As a Platinum member of the Linux Foundation, Microsoft will now have a voice, and possibly some influence, over the direction of the operating system. Not only that, but the company's membership also reassures enterprises that they can move Linux loads over to Microsoft's Azure cloud, according to Mueller.

Love at the .NET Foundation

Microsoft is not entirely new to open source. It has been the heartbeat of the .NET Foundation and particularly the open source and cross-platform application framework .NET Core.

Today Microsoft welcomed Google to the .NET Foundation's Technical Steering Group with the idea of energizing the .NET developer community and reassuring .NET engineers on Google’s commitment to fostering an open platform that supports businesses and developers who have standardized on .NET.

Both Microsoft and Google seem to win in this relationship.

Microsoft, for its part, is committed to keeping .NET apps running but it does not want to use all of its valuable developer capacity moving old but important and used .NET apps to the cloud.

It is better to find a way to run them and to have the developers focus on next gen Apps, Mueller told CMSWire, noting that Google (Google Cloud Platform) needs to prove itself on enterprise loads.

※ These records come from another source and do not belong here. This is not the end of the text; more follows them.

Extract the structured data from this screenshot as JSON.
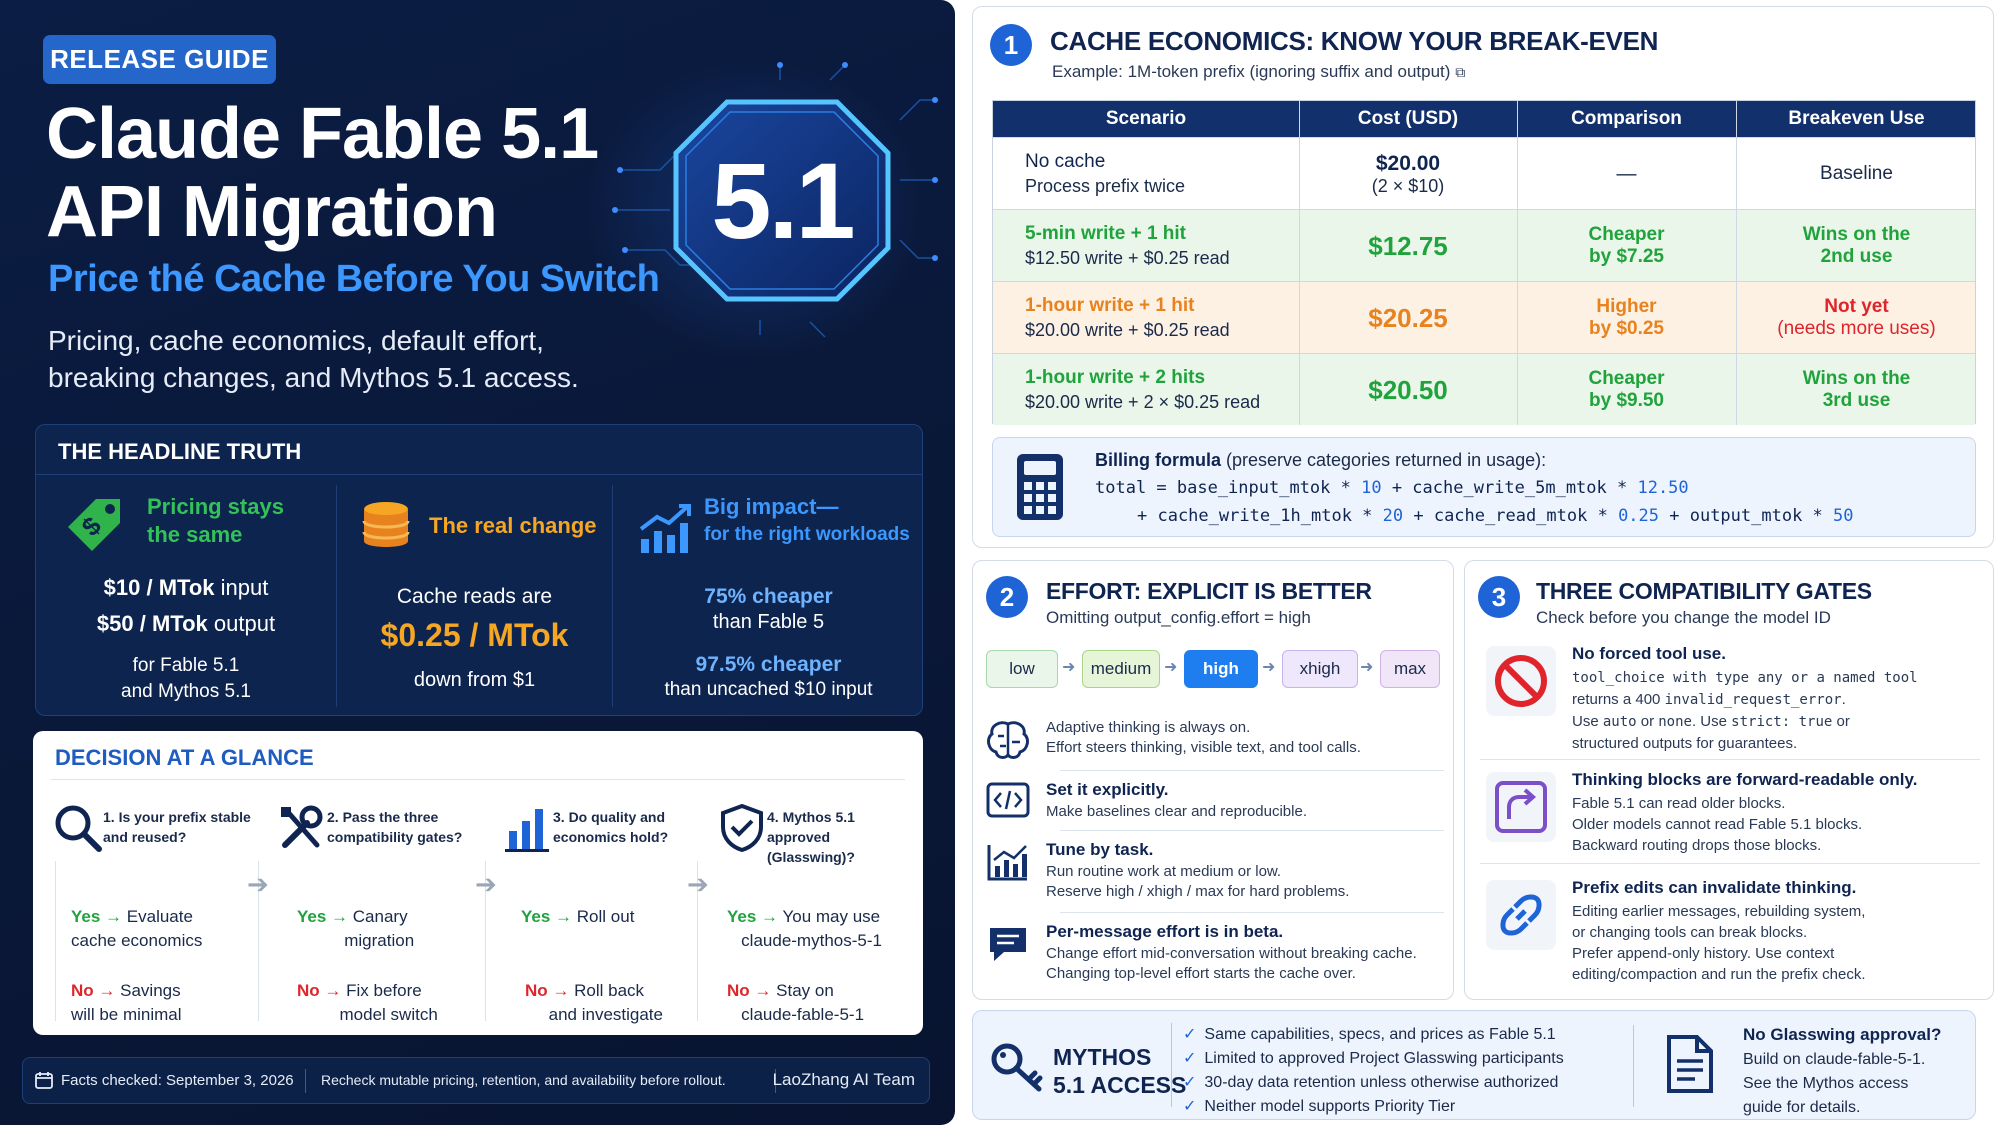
{
  "left": {
    "badge": "RELEASE GUIDE",
    "title_line1": "Claude Fable 5.1",
    "title_line2": "API Migration",
    "subtitle": "Price thé Cache Before You Switch",
    "desc_line1": "Pricing, cache economics, default effort,",
    "desc_line2": "breaking changes, and Mythos 5.1 access.",
    "version": "5.1",
    "truth": {
      "heading": "THE HEADLINE TRUTH",
      "c1": {
        "title1": "Pricing stays",
        "title2": "the same",
        "input": "$10 / MTok",
        "input_unit": " input",
        "output": "$50 / MTok",
        "output_unit": " output",
        "note1": "for Fable 5.1",
        "note2": "and Mythos 5.1"
      },
      "c2": {
        "title": "The real change",
        "line1": "Cache reads are",
        "price": "$0.25 / MTok",
        "line2": "down from $1"
      },
      "c3": {
        "title1": "Big impact—",
        "title2": "for the right workloads",
        "a1": "75% cheaper",
        "a2": "than Fable 5",
        "b1": "97.5% cheaper",
        "b2": "than uncached $10 input"
      }
    },
    "decision": {
      "heading": "DECISION AT A GLANCE",
      "steps": [
        {
          "q": "1. Is your prefix stable and reused?",
          "yes": "Yes",
          "yes_text1": "Evaluate",
          "yes_text2": "cache economics",
          "no": "No",
          "no_text1": "Savings",
          "no_text2": "will be minimal"
        },
        {
          "q": "2. Pass the three compatibility gates?",
          "yes": "Yes",
          "yes_text1": "Canary",
          "yes_text2": "migration",
          "no": "No",
          "no_text1": "Fix before",
          "no_text2": "model switch"
        },
        {
          "q": "3. Do quality and economics hold?",
          "yes": "Yes",
          "yes_text1": "Roll out",
          "yes_text2": "",
          "no": "No",
          "no_text1": "Roll back",
          "no_text2": "and investigate"
        },
        {
          "q": "4. Mythos 5.1 approved (Glasswing)?",
          "yes": "Yes",
          "yes_text1": "You may use",
          "yes_text2": "claude-mythos-5-1",
          "no": "No",
          "no_text1": "Stay on",
          "no_text2": "claude-fable-5-1"
        }
      ]
    },
    "footer": {
      "checked": "Facts checked: September 3, 2026",
      "recheck": "Recheck mutable pricing, retention, and availability before rollout.",
      "team": "LaoZhang AI Team"
    }
  },
  "cache": {
    "num": "1",
    "title": "CACHE ECONOMICS: KNOW YOUR BREAK-EVEN",
    "sub": "Example: 1M-token prefix (ignoring suffix and output)",
    "headers": [
      "Scenario",
      "Cost (USD)",
      "Comparison",
      "Breakeven Use"
    ],
    "rows": [
      {
        "s1": "No cache",
        "s2": "Process prefix twice",
        "cost": "$20.00",
        "cost2": "(2 × $10)",
        "cmp1": "—",
        "cmp2": "",
        "be1": "Baseline",
        "be2": ""
      },
      {
        "s1": "5-min write + 1 hit",
        "s2": "$12.50 write + $0.25 read",
        "cost": "$12.75",
        "cost2": "",
        "cmp1": "Cheaper",
        "cmp2": "by $7.25",
        "be1": "Wins on the",
        "be2": "2nd use"
      },
      {
        "s1": "1-hour write + 1 hit",
        "s2": "$20.00 write + $0.25 read",
        "cost": "$20.25",
        "cost2": "",
        "cmp1": "Higher",
        "cmp2": "by $0.25",
        "be1": "Not yet",
        "be2": "(needs more uses)"
      },
      {
        "s1": "1-hour write + 2 hits",
        "s2": "$20.00 write + 2 × $0.25 read",
        "cost": "$20.50",
        "cost2": "",
        "cmp1": "Cheaper",
        "cmp2": "by $9.50",
        "be1": "Wins on the",
        "be2": "3rd use"
      }
    ],
    "billing_title": "Billing formula",
    "billing_note": " (preserve categories returned in usage):",
    "code1": "total = base_input_mtok * ",
    "code1_k1": "10",
    "code1_b": " + cache_write_5m_mtok * ",
    "code1_k2": "12.50",
    "code2": "+ cache_write_1h_mtok * ",
    "code2_k1": "20",
    "code2_b": " + cache_read_mtok * ",
    "code2_k2": "0.25",
    "code2_c": " + output_mtok * ",
    "code2_k3": "50"
  },
  "effort": {
    "num": "2",
    "title": "EFFORT: EXPLICIT IS BETTER",
    "sub": "Omitting output_config.effort = high",
    "levels": [
      "low",
      "medium",
      "high",
      "xhigh",
      "max"
    ],
    "items": [
      {
        "t": "",
        "d1": "Adaptive thinking is always on.",
        "d2": "Effort steers thinking, visible text, and tool calls."
      },
      {
        "t": "Set it explicitly.",
        "d1": "Make baselines clear and reproducible.",
        "d2": ""
      },
      {
        "t": "Tune by task.",
        "d1": "Run routine work at medium or low.",
        "d2": "Reserve high / xhigh / max for hard problems."
      },
      {
        "t": "Per-message effort is in beta.",
        "d1": "Change effort mid-conversation without breaking cache.",
        "d2": "Changing top-level effort starts the cache over."
      }
    ]
  },
  "gates": {
    "num": "3",
    "title": "THREE COMPATIBILITY GATES",
    "sub": "Check before you change the model ID",
    "g1": {
      "t": "No forced tool use.",
      "m1": "tool_choice",
      "l1a": " with type ",
      "m2": "any",
      "l1b": " or a named tool",
      "l2a": "returns a 400 ",
      "m3": "invalid_request_error",
      "l2b": ".",
      "l3a": "Use ",
      "m4": "auto",
      "l3b": " or ",
      "m5": "none",
      "l3c": ". Use ",
      "m6": "strict: true",
      "l3d": " or",
      "l4": "structured outputs for guarantees."
    },
    "g2": {
      "t": "Thinking blocks are forward-readable only.",
      "d1": "Fable 5.1 can read older blocks.",
      "d2": "Older models cannot read Fable 5.1 blocks.",
      "d3": "Backward routing drops those blocks."
    },
    "g3": {
      "t": "Prefix edits can invalidate thinking.",
      "d1": "Editing earlier messages, rebuilding system,",
      "d2": "or changing tools can break blocks.",
      "d3": "Prefer append-only history. Use context",
      "d4": "editing/compaction and run the prefix check."
    }
  },
  "mythos": {
    "title1": "MYTHOS",
    "title2": "5.1 ACCESS",
    "items": [
      "Same capabilities, specs, and prices as Fable 5.1",
      "Limited to approved Project Glasswing participants",
      "30-day data retention unless otherwise authorized",
      "Neither model supports Priority Tier"
    ],
    "na_title": "No Glasswing approval?",
    "na1": "Build on claude-fable-5-1.",
    "na2": "See the Mythos access",
    "na3": "guide for details."
  },
  "colors": {
    "green": "#20a33c",
    "red": "#e0242b",
    "orange": "#e8821e",
    "accent": "#1e64d6",
    "navy": "#0b1d44"
  }
}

So there is a win for both parties here.

Samsung, Microsoft Meet

Samsung announced the preview of its Visual Studio Tools for Tizen today giving developers what they need to build .NET apps for the Tizen operating system that runs on Samsung televisions, wearables, mobile devices and IoT devices worldwide.

If Guthrie is making one thing obvious at Connect(); 2016, it is that Microsoft wants to be where developers go to build the next generation of applications. If openness, cooperation and collaboration are the keys to developers' hearts, AWS might have something to worry about.